How does it compare to comm?
#

The standard comm command is a powerful tool for finding common lines between files. However, it operates on a purely textual level. Here’s a breakdown of the key differences:

  • comm: Simply identifies lines that appear in both files. It’s great for basic file synchronization or finding common sections, but it’s blind to code style and formatting.
  • simil: Offers a far more intelligent approach. It’s configured to understand code semantics to a degree. You can tell it to ignore whitespace, specific prefixes, and much more, resulting in far more accurate comparisons.

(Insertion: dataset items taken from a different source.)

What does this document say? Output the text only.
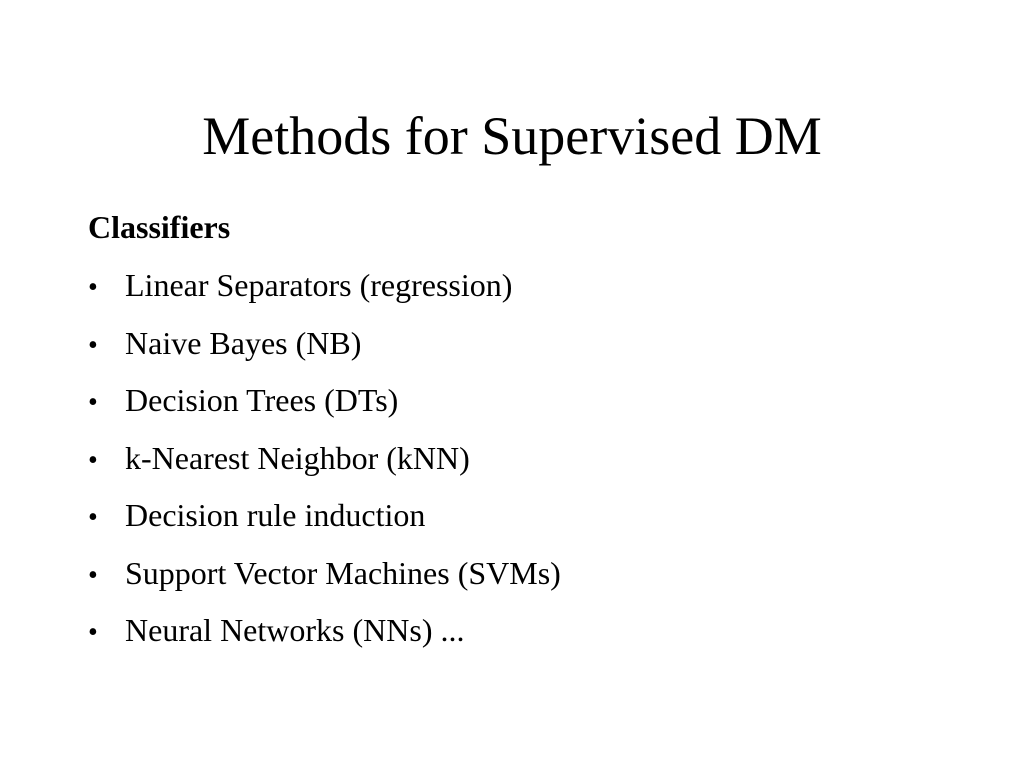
Methods for Supervised DM
Classifiers
• Linear Separators (regression)
• Naive Bayes (NB)
• Decision Trees (DTs)
• k-Nearest Neighbor (kNN)
• Decision rule induction
• Support Vector Machines (SVMs)
• Neural Networks (NNs) ...
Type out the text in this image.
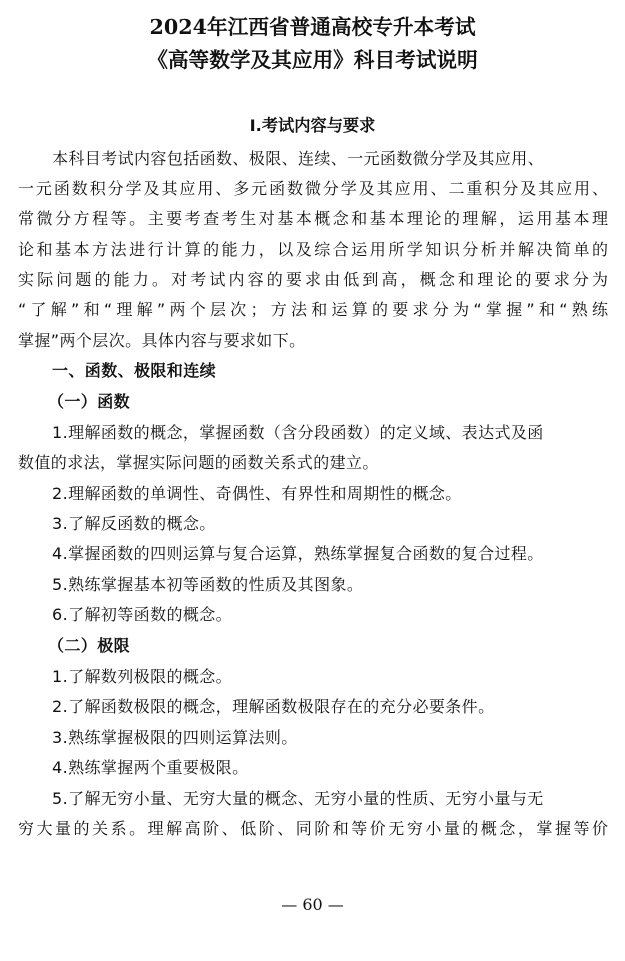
2024年江西省普通高校专升本考试
《高等数学及其应用》科目考试说明
Ⅰ.考试内容与要求
本科目考试内容包括函数、极限、连续、一元函数微分学及其应用、
一元函数积分学及其应用、多元函数微分学及其应用、二重积分及其应用、
常微分方程等。主要考查考生对基本概念和基本理论的理解，运用基本理
论和基本方法进行计算的能力，以及综合运用所学知识分析并解决简单的
实际问题的能力。对考试内容的要求由低到高，概念和理论的要求分为
“了解”和“理解”两个层次；方法和运算的要求分为“掌握”和“熟练
掌握”两个层次。具体内容与要求如下。
一、函数、极限和连续
（一）函数
1.理解函数的概念，掌握函数（含分段函数）的定义域、表达式及函
数值的求法，掌握实际问题的函数关系式的建立。
2.理解函数的单调性、奇偶性、有界性和周期性的概念。
3.了解反函数的概念。
4.掌握函数的四则运算与复合运算，熟练掌握复合函数的复合过程。
5.熟练掌握基本初等函数的性质及其图象。
6.了解初等函数的概念。
（二）极限
1.了解数列极限的概念。
2.了解函数极限的概念，理解函数极限存在的充分必要条件。
3.熟练掌握极限的四则运算法则。
4.熟练掌握两个重要极限。
5.了解无穷小量、无穷大量的概念、无穷小量的性质、无穷小量与无
穷大量的关系。理解高阶、低阶、同阶和等价无穷小量的概念，掌握等价
— 60 —
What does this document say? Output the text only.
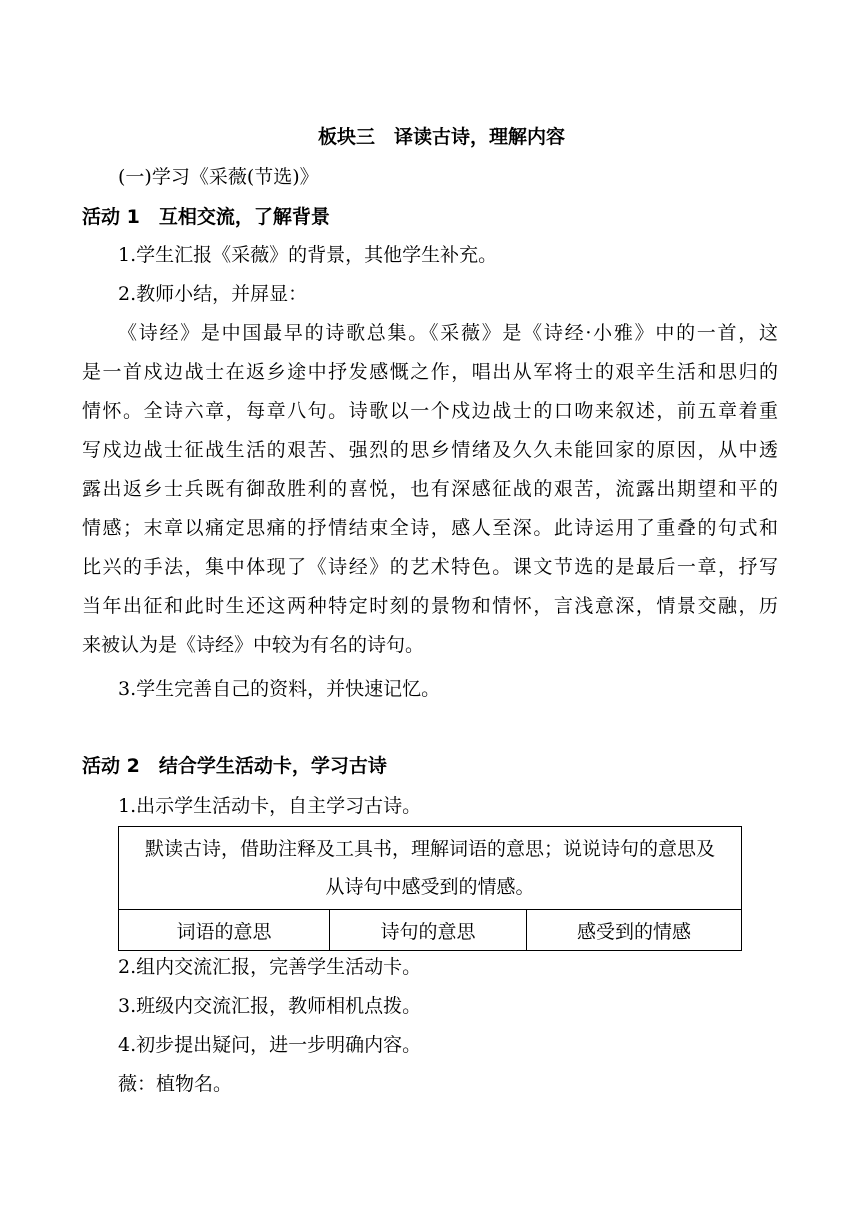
板块三　译读古诗，理解内容
(一)学习《采薇(节选)》
活动 1　互相交流，了解背景
1.学生汇报《采薇》的背景，其他学生补充。
2.教师小结，并屏显：
《诗经》是中国最早的诗歌总集。《采薇》是《诗经·小雅》中的一首，这
是一首戍边战士在返乡途中抒发感慨之作，唱出从军将士的艰辛生活和思归的
情怀。全诗六章，每章八句。诗歌以一个戍边战士的口吻来叙述，前五章着重
写戍边战士征战生活的艰苦、强烈的思乡情绪及久久未能回家的原因，从中透
露出返乡士兵既有御敌胜利的喜悦，也有深感征战的艰苦，流露出期望和平的
情感；末章以痛定思痛的抒情结束全诗，感人至深。此诗运用了重叠的句式和
比兴的手法，集中体现了《诗经》的艺术特色。课文节选的是最后一章，抒写
当年出征和此时生还这两种特定时刻的景物和情怀，言浅意深，情景交融，历
来被认为是《诗经》中较为有名的诗句。
3.学生完善自己的资料，并快速记忆。
活动 2　结合学生活动卡，学习古诗
1.出示学生活动卡，自主学习古诗。
默读古诗，借助注释及工具书，理解词语的意思；说说诗句的意思及
从诗句中感受到的情感。

词语的意思	诗句的意思	感受到的情感
2.组内交流汇报，完善学生活动卡。
3.班级内交流汇报，教师相机点拨。
4.初步提出疑问，进一步明确内容。
薇：植物名。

Why simil is Better for Code Comparison
#

Here’s where simil truly shines:

  • Configurable Matching: This is the biggest advantage. You can customize how simil analyzes files. Want to ignore whitespace? Just tell it to. Need to ignore specific keywords or prefixes (like else or import)? You can define them in a configuration file.
  • Configuration Options: simil uses a simil.toml configuration file to define ignore patterns.
  • Whitespace Handling: --trim removes leading/trailing whitespace, crucial for accurate comparisons.
  • Ignore Patterns: You can define specific lines/patterns to ignore entirely.
  • Detailed Output: Unlike comm, simil provides valuable information about where the matches are found within the files, including line numbers. This was one major pain-point for me with the comm command when working with large code files.
  • Flexibility: It can compare any type of text file, not just code.